TIDELANDS, FEBRUARY 1649
Ned, Rob, Alinor, and Alys walked along the bank at the side of the harbor, past Alinor’s old cottage and net shed, through the quickthorn tunnel, dropping down to the shingle beach, bending their heads beneath the low boughs of the overhanging oak tree, then climbing up the rough steps cut out of the sea wall to the footpath to the church. The rumbling of the millstones across the mire and the rush of the millrace water sounded loud on the cold air, and Alinor glanced back as if she feared that the waters were rising up after them. Ned helped the two women over the stile into the churchyard and they went silently in single file along the path that wound through the gravestones. Ned and Alinor paused before the plain stone that marked their parents’ burial site.
“I wish he could have lived to see this day,” Ned said of his father. “He would never have believed it possible.”
Alinor bowed her head in silence. “I miss her,” was all she said.
The four of them turned and went into church, Alys and Alinor going up the stairs to the wooden gallery where the workingwomen of the parish stood in silence, Ned and Rob stood at the left of the nave where the men of the parish waited bare-headed for the Peachey household to enter and Sir William to take his seat. Only when the nobility arrived would the service to God take place. Ned muttered to Rob that nothing would ever change in the tidelands, no matter what took place elsewhere.

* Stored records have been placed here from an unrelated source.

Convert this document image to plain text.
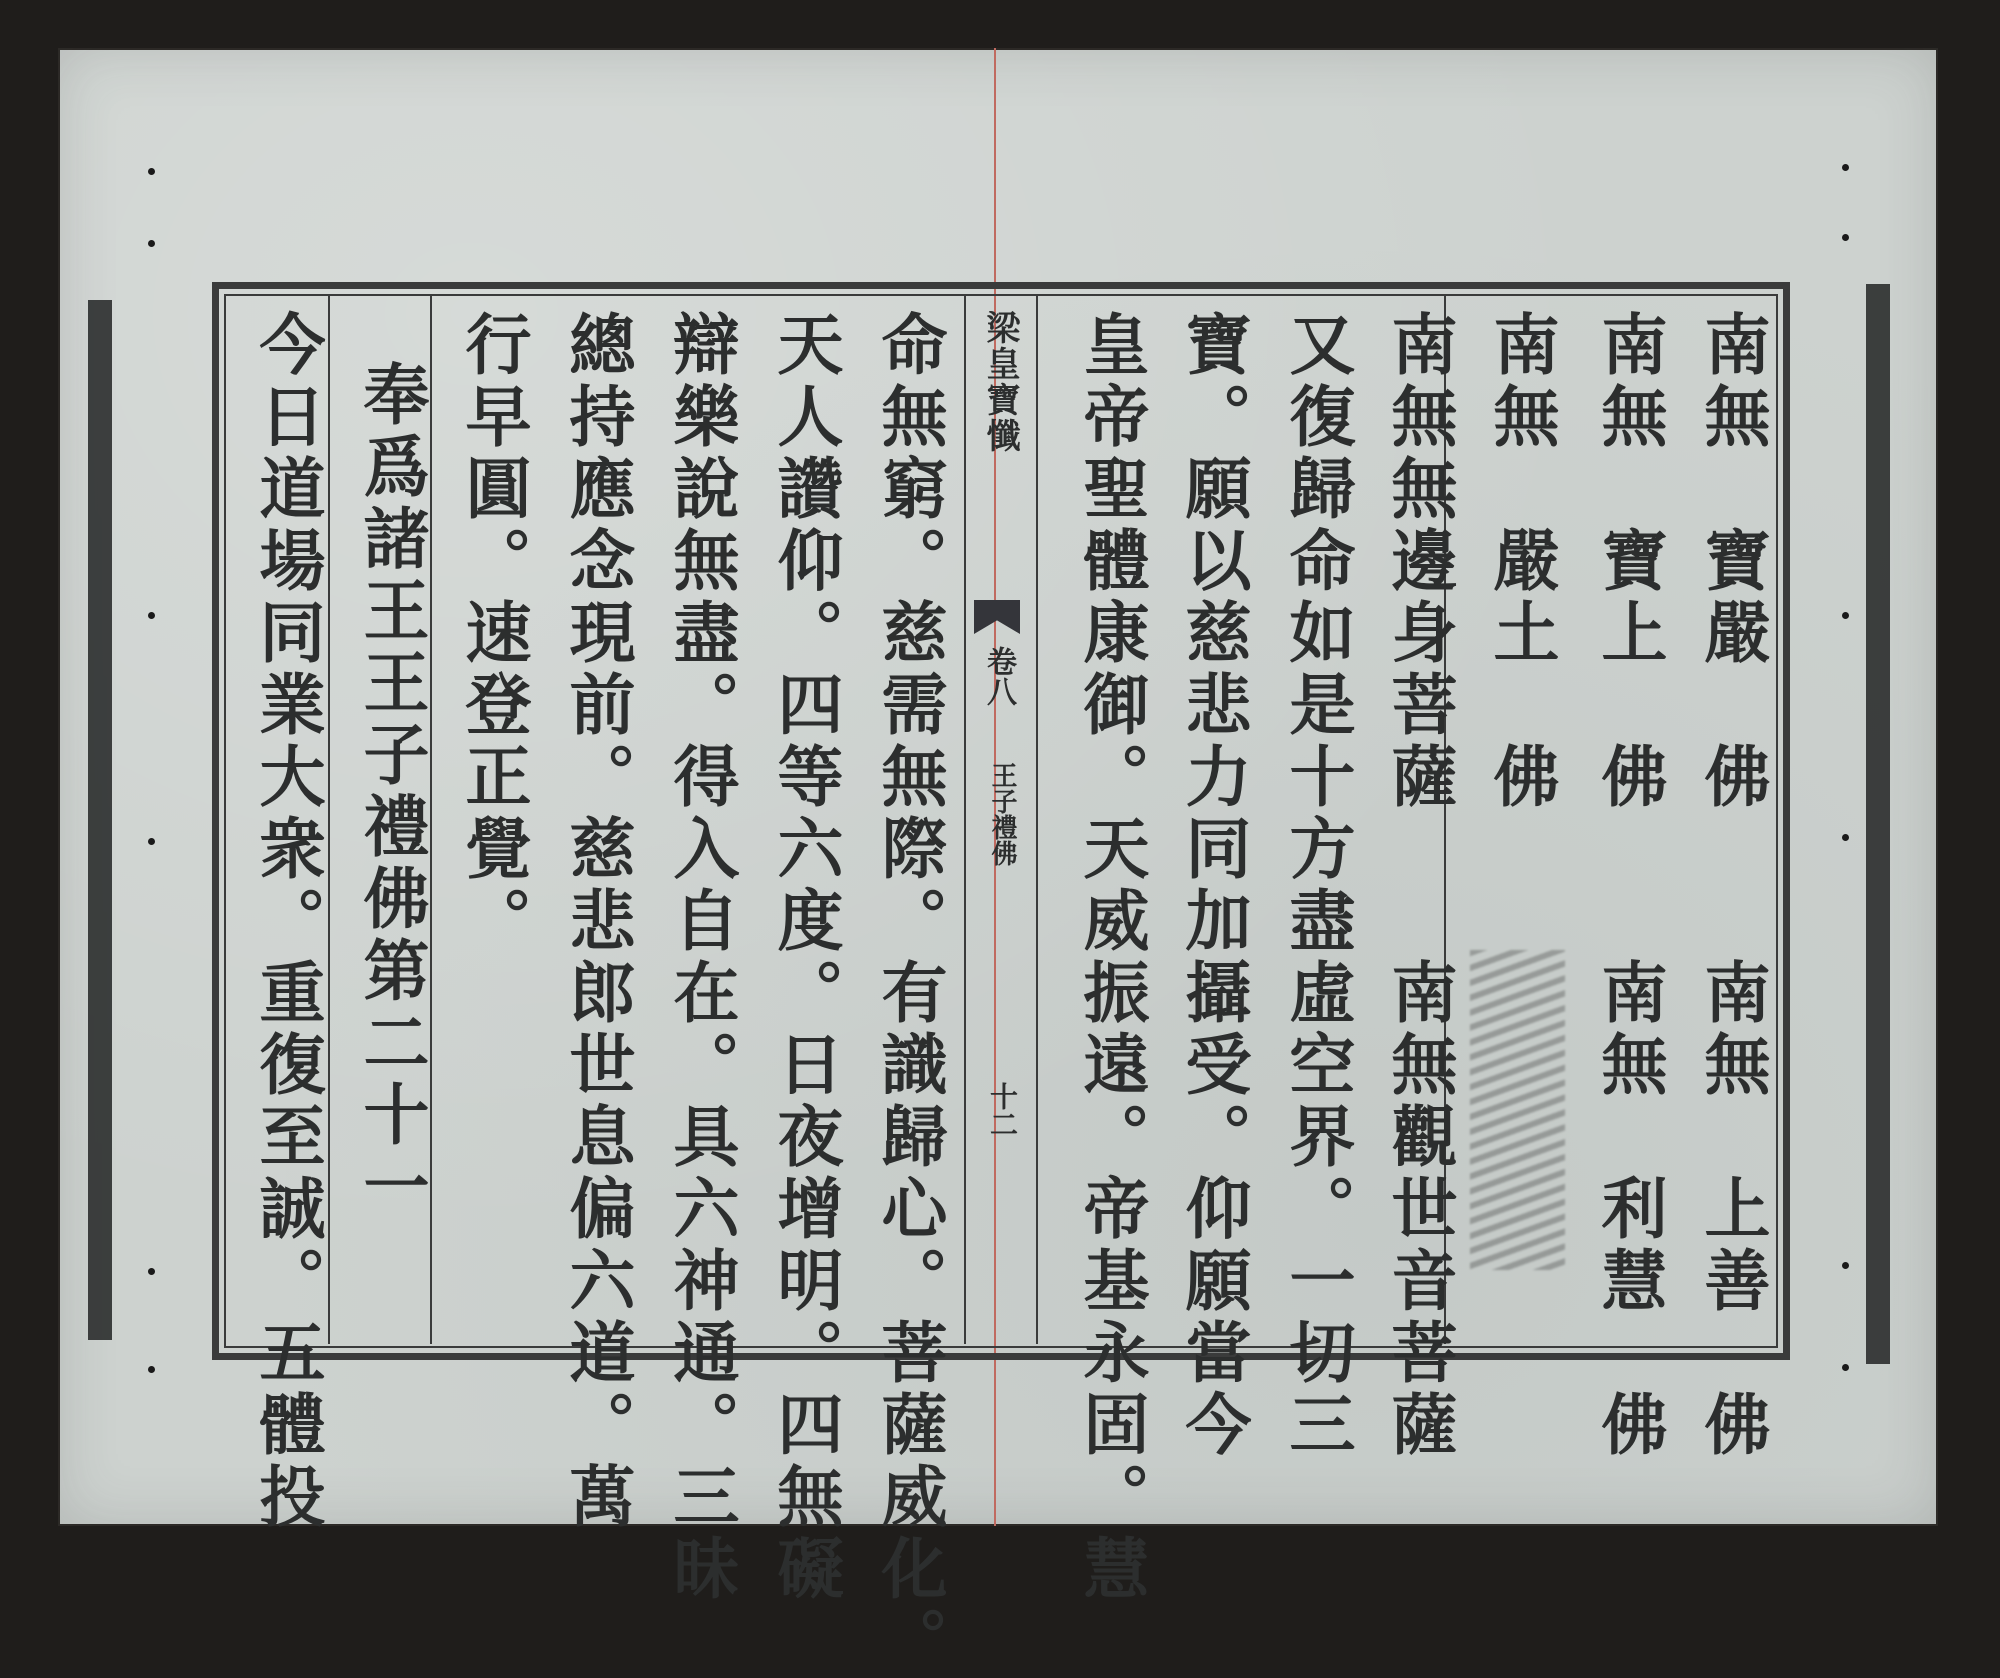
梁皇寶懺
卷八
王子禮佛
十二	南無　寶嚴　佛　　南無　上善　佛
南無　寶上　佛　　南無　利慧　佛
南無　嚴土　佛
南無無邊身菩薩　　南無觀世音菩薩
又復歸命如是十方盡虛空界。一切三
寶。願以慈悲力同加攝受。仰願當今
皇帝聖體康御。天威振遠。帝基永固。慧
命無窮。慈需無際。有識歸心。菩薩威化。
天人讚仰。四等六度。日夜增明。四無礙
辯樂說無盡。得入自在。具六神通。三昧
總持應念現前。慈悲郎世息偏六道。萬
行早圓。速登正覺。
奉爲諸王王子禮佛第二十一
今日道場同業大衆。重復至誠。五體投
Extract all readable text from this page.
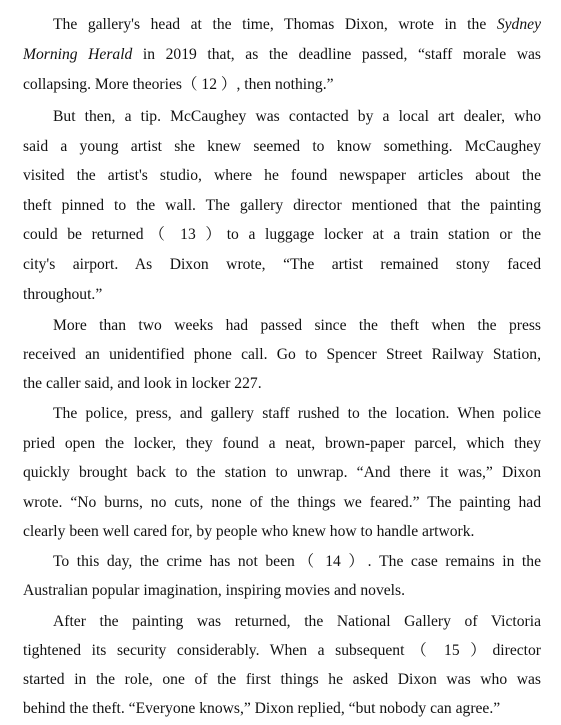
The gallery's head at the time, Thomas Dixon, wrote in the Sydney
Morning Herald in 2019 that, as the deadline passed, “staff morale was
collapsing. More theories（ 12 ）, then nothing.”
But then, a tip. McCaughey was contacted by a local art dealer, who
said a young artist she knew seemed to know something. McCaughey
visited the artist's studio, where he found newspaper articles about the
theft pinned to the wall. The gallery director mentioned that the painting
could be returned（ 13 ）to a luggage locker at a train station or the
city's airport. As Dixon wrote, “The artist remained stony faced
throughout.”
More than two weeks had passed since the theft when the press
received an unidentified phone call. Go to Spencer Street Railway Station,
the caller said, and look in locker 227.
The police, press, and gallery staff rushed to the location. When police
pried open the locker, they found a neat, brown-paper parcel, which they
quickly brought back to the station to unwrap. “And there it was,” Dixon
wrote. “No burns, no cuts, none of the things we feared.” The painting had
clearly been well cared for, by people who knew how to handle artwork.
To this day, the crime has not been（ 14 ）. The case remains in the
Australian popular imagination, inspiring movies and novels.
After the painting was returned, the National Gallery of Victoria
tightened its security considerably. When a subsequent（ 15 ）director
started in the role, one of the first things he asked Dixon was who was
behind the theft. “Everyone knows,” Dixon replied, “but nobody can agree.”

There was only one chair: his lordship’s, placed before the chancel steps like a throne. Walter was in Cambridge, and there were no guests at the Priory to sit in the Priory pews. The household stood behind the empty seats. Alinor, looking down from the gallery on his lordship’s beautiful dark felted hat trimmed with a dark feather and a silver pin, as he processed slowly into church, wondered if he missed his son, or if he had heard anything from his son’s former tutor. She knew that she could never ask him, nor anyone of his household. She tightened her thick winter shawl over her round belly, and watched the minister step towards the lectern, bow low to his lordship, and begin.
The service—the new service, as designed by the parliament and delivered by the Church that obeyed them—went through the usual prayers and readings. But when it came to the sermon the minister looked at the men at the back of the church and said, “Edward Ferryman, are you there?”
“Present!” Ned replied with the promptness of an old soldier at roll call.
“Would you tell us what you have witnessed in London, so that we may all know what has befallen the king who betrayed his people?”
The men either side of Ned parted to make him a path to the chancel steps. He came cautiously forward.